Secondo gli ultimi dati dell’Inapp, lo smart working in Italia oggi interessa il 14,9 per cento degli occupati, che svolge parte dell’attività da remoto. Ma il bacino potenziale potrebbe essere ben più ampio, considerando che fino al 40 per cento della forza lavoro potrebbe oggi lavorare in modalità “smart”.

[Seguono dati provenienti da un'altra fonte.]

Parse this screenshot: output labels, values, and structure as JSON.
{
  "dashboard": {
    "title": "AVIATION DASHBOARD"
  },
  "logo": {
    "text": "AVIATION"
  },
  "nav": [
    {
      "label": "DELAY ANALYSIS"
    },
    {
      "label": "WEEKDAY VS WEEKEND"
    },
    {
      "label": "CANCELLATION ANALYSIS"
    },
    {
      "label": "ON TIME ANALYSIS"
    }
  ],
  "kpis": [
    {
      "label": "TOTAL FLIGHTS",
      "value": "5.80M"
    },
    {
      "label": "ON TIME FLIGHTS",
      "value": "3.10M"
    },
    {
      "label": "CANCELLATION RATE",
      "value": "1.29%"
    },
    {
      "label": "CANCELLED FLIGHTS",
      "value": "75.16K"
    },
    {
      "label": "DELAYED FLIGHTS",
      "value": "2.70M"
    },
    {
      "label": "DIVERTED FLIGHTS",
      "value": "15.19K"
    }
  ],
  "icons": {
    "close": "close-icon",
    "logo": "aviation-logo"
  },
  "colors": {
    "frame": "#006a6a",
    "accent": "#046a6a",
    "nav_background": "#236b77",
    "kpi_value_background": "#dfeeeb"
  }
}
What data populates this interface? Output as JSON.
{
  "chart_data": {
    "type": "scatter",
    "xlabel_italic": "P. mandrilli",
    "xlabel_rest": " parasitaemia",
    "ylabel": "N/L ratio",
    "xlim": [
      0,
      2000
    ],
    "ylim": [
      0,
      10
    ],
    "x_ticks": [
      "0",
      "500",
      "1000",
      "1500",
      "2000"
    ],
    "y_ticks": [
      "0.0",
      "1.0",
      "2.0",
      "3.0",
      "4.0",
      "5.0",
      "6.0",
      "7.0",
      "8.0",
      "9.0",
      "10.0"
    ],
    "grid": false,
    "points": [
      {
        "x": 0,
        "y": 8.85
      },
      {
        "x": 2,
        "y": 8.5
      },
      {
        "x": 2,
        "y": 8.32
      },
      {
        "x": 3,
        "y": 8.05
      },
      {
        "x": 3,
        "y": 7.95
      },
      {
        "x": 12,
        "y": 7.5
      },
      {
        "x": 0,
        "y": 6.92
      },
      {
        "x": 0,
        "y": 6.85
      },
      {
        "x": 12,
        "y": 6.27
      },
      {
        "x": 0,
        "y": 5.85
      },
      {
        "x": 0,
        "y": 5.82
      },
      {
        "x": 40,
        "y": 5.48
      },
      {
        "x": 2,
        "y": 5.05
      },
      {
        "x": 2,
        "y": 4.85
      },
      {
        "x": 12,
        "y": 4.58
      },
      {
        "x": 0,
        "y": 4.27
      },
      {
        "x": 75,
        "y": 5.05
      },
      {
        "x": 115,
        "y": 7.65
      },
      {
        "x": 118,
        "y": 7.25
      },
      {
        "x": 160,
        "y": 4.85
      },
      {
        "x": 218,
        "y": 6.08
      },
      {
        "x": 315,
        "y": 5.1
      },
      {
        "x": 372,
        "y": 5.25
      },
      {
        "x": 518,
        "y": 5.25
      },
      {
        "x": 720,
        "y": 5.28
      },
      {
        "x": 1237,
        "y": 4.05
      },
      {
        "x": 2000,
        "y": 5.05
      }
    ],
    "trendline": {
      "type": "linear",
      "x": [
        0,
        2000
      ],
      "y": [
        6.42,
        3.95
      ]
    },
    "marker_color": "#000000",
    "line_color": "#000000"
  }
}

Cos’è che frena aziende e lavoratori? Dopo il boom vissuto nel 2020, in piena pandemia, quando l’Italia è passata dal 4,8 per cento di telelavoro dell’anno precedente al 13,7 per cento, il tasso di crescita ha subito una brusca frenata, dimostrando che l’opportunità del “lavorare ovunque” non è stata colta appieno dalle aziende. Certo, ci sono lavori che non si possono fare a distanza, ma molti altri sì. Sulla limitata diffusione dello smart working incide il differente grado di “smartabilità” del lavoro, che varia dal 25 per cento per le professioni intellettuali o esecutive al 2 per cento di quelle non qualificate. Ma la percentuale è anche legata alla differente capacità dei manager di adottare nuovi modelli organizzativi e investire in nuove tecnologie, che è più ridotta nelle piccole e medie imprese, come confermano i dati.

I fondi della politica di coesione UE , dunque, potrebbero essere un volano utile per lavorare meglio, diventando più “smart”. E i casi di Torino e Venezia lo confermano.